I glanced back at that mound on the bed. It hadn’t stirred.
Across the room, beyond the vanity table, was another doorway. I crept over to it, gently pushed it open, switching on the light.
It was a large walk-in dressing room bloated with clothes, warped pumps and stilettos lined up in rows, a door opposite leading into a bathroom.
There was a strong smell of mothballs. The clothes looked to be mostly from the seventies and eighties. Toward the very back of a rack I noticed a set of pale purple garment bags peeking out from a cluster of sequined evening gowns, as if hoping to remain unseen. There were nine of them. For the hell of it, I yanked back the dresses, pulled down the first bag, and unzipped it.
To my surprise, it was the chic white suit Hughes wore throughout Lovechild, covered in grass stains, the pale purple label of Cordova’s costume designer, Larkin, sewn into the inside pocket.
I pulled down the next, unzipping it. It was the same suit. I unzipped the bag behind that. It was identical, though this one was splattered in blood. I scratched at the rusty brown streaks. They looked convincingly real.
I unzipped the bag behind it. Again, it was the same suit, covered in even more blood and mud, the skirt ripped. The bag behind that was the same suit, only absolutely clean, a pristine white.
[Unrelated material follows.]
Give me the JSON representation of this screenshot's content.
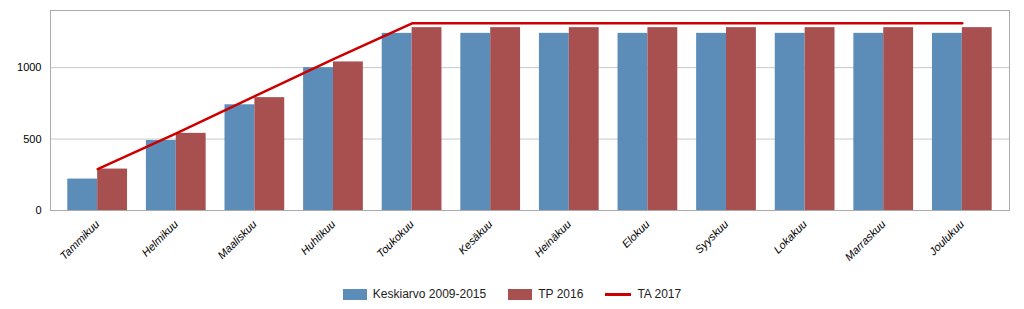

Hughes wore only the white suit in the film, which took place over the course of a single day. Larkin had obviously made nine versions of the suit, each one stained with varying amounts of blood, mud, sweat, beer, and grass stains, depending on where Hughes was in the narrative. By the end of the movie, after everything she endures in her hunt for her blackmailer and former pimp—she’s raped, beaten, chased through housing projects, across highways and alleys, injected with sedatives—the suit is torn up and brown. She peels it off and torches it in the barbecue grill in her serene suburban backyard before climbing into bed next to her sleeping husband—a pediatrician, who is and will forever remain entirely ignorant of his wife’s past and her last twenty-four hours of perdition.